Led by singer/songwriter, producer and Ice Queen Records founder Joseph Lekkas, the Nashville-based indie rock act Palm Ghosts can trace its origins to when Lekkas resided in Philadelphia. After spending a number of years playing in local bands like Grammar Debate! and Hilliard, Lekkas took a lengthy hiatus from writing, recording and performing music to book shows and festivals in and around the Philadelphia area. Lekkas initially started Palm Ghosts as a solo recording project — and as a creative outlet to cope with an incapacitating bout of depression and anxiety.
During a long prototypically Northeastern winter, he recorded a batch of introspective songs that at the time, he dubbed “sun-damaged American music” that would eventually become the project’s full-length debut. After a short tour in 2013 to support the album, Lekkas packed up his belongings and relocated to Nashville, enticed by the city’s growing indie rock scene. Now, if you’ve been frequenting this site over the past handful of years, you may recall that Palm Ghosts’ third album, 2018’s Architecture was a change in sonic direction for the project with Lekkas writing material influenced by the sounds of the 80s — in particular, Cocteau Twins, Peter Gabriel, Dead Can Dance, New Order, The Cure, and others.
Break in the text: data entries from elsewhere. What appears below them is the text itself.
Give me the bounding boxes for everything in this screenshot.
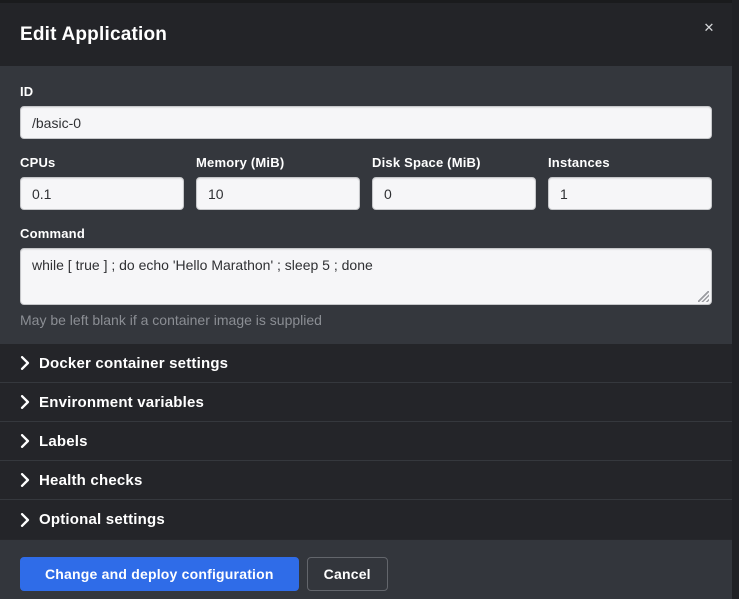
section-docker-container-settings[interactable]: Docker container settings [0,344,732,383]
application-form: ID CPUs Memory (MiB) Disk Space (MiB) In… [0,66,732,344]
page-backdrop-edge [732,0,739,599]
modal-header: Edit Application ✕ [0,3,732,66]
chevron-right-icon [20,395,30,409]
chevron-right-icon [20,513,30,527]
section-label: Environment variables [39,394,204,411]
cancel-button[interactable]: Cancel [307,557,388,591]
memory-input[interactable] [196,177,360,210]
cpus-input[interactable] [20,177,184,210]
section-label: Docker container settings [39,355,228,372]
close-icon[interactable]: ✕ [698,17,720,39]
cpus-label: CPUs [20,155,184,170]
id-label: ID [20,84,712,99]
chevron-right-icon [20,434,30,448]
section-health-checks[interactable]: Health checks [0,461,732,500]
chevron-right-icon [20,356,30,370]
section-labels[interactable]: Labels [0,422,732,461]
chevron-right-icon [20,473,30,487]
edit-application-modal: Edit Application ✕ ID CPUs Memory (MiB) … [0,3,732,599]
command-help-text: May be left blank if a container image i… [20,312,712,328]
command-label: Command [20,226,712,241]
memory-field-group: Memory (MiB) [196,155,360,210]
memory-label: Memory (MiB) [196,155,360,170]
section-label: Labels [39,433,88,450]
section-environment-variables[interactable]: Environment variables [0,383,732,422]
instances-field-group: Instances [548,155,712,210]
resources-row: CPUs Memory (MiB) Disk Space (MiB) Insta… [20,155,712,210]
disk-field-group: Disk Space (MiB) [372,155,536,210]
instances-input[interactable] [548,177,712,210]
disk-input[interactable] [372,177,536,210]
accordion-sections: Docker container settings Environment va… [0,344,732,539]
command-textarea[interactable]: while [ true ] ; do echo 'Hello Marathon… [20,248,712,305]
instances-label: Instances [548,155,712,170]
section-optional-settings[interactable]: Optional settings [0,500,732,539]
command-field-group: Command while [ true ] ; do echo 'Hello … [20,226,712,328]
disk-label: Disk Space (MiB) [372,155,536,170]
change-and-deploy-button[interactable]: Change and deploy configuration [20,557,299,591]
section-label: Optional settings [39,511,165,528]
id-field-group: ID [20,84,712,139]
cpus-field-group: CPUs [20,155,184,210]
modal-footer: Change and deploy configuration Cancel [0,539,732,599]
section-label: Health checks [39,472,142,489]
modal-title: Edit Application [20,24,167,46]
id-input[interactable] [20,106,712,139]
Much like countless other acts across the world, Lekkas and his bandmates spent much of forced downtime of the pandemic, being as busy as humanly possible: The members of the JOVM mainstay act wrote a ton of new material. The past year or so of isolation of lockdowns and quarantines, socioeconomic and financial uncertainty and protests and demonstrations helped to fuel an immediacy to the material the band had been busily writing.
Earlier this year, the Nashville-based outfit released their fourth album Lifeboat Candidate, a fittingly dark, dystopian effort full of confusion, fear and dread, informed by the events and circumstances of last year. And while the world feels little changed since last year, the JOVM mainstay’s fifth album Lost Frequency is a much different album. Initially scheduled for release last year, Lifeboat Candidate harkens to the before, when things seemed normal — or at least less uneasy, less desperate. After a difficult 18 months of pandemic, 700,000+ deaths in the US alone, financial despair, political uncertainty and more, having some respite, some sort of escape is what most of u s feel what we urgently need. And in a very loose sense, Lost Frequency feels almost celebratory — and perhaps a bit more nostalgic, than its immediate predecessor. But the material lyrically brings confrontation to the forefront, reminding the listener that at this juncture, nothing is normal, that normalcy and the desire to return to it is destructive.
Earlier this year, I wrote about album single “Bloodlight,” a hook-driven synth pop number centered around tweeter and woofer thumping beats, shimmering guitars, atmospheric synths and a hypnotic motorik groove that sonically seems indebted to the likes of Peter Gabriel and Depeche Mode — while being a seething indictment on humanity and its treatment of Mother Earth. Album single “The Painful Truth” is another dance floor friendly single.
Featuring a throbbing and arpeggiated bass synth, shimmering melodic synths and a motorik groove paired with Lekkas’ unusually icy delivery, “The Painful Truth” brings A Flock of Seagulls to mind. But despite its upbeat sound, the song lyrically and thematically is much darker, much more bleak.
“‘The Painful Truth’ is an 80s inspired dance track with a thrumming, arpeggiated bass line and a simple, bright lead line. In contrast to its sound, the song’s lyrical content lives in a much darker and less optimistic place,” Palm Ghosts Joseph Lekkas explains. “Focusing on the flooding, wildfires and intolerable heat indexes we’ve grown accustomed to, ‘The Painful Truth is a mirror into a bleak future.”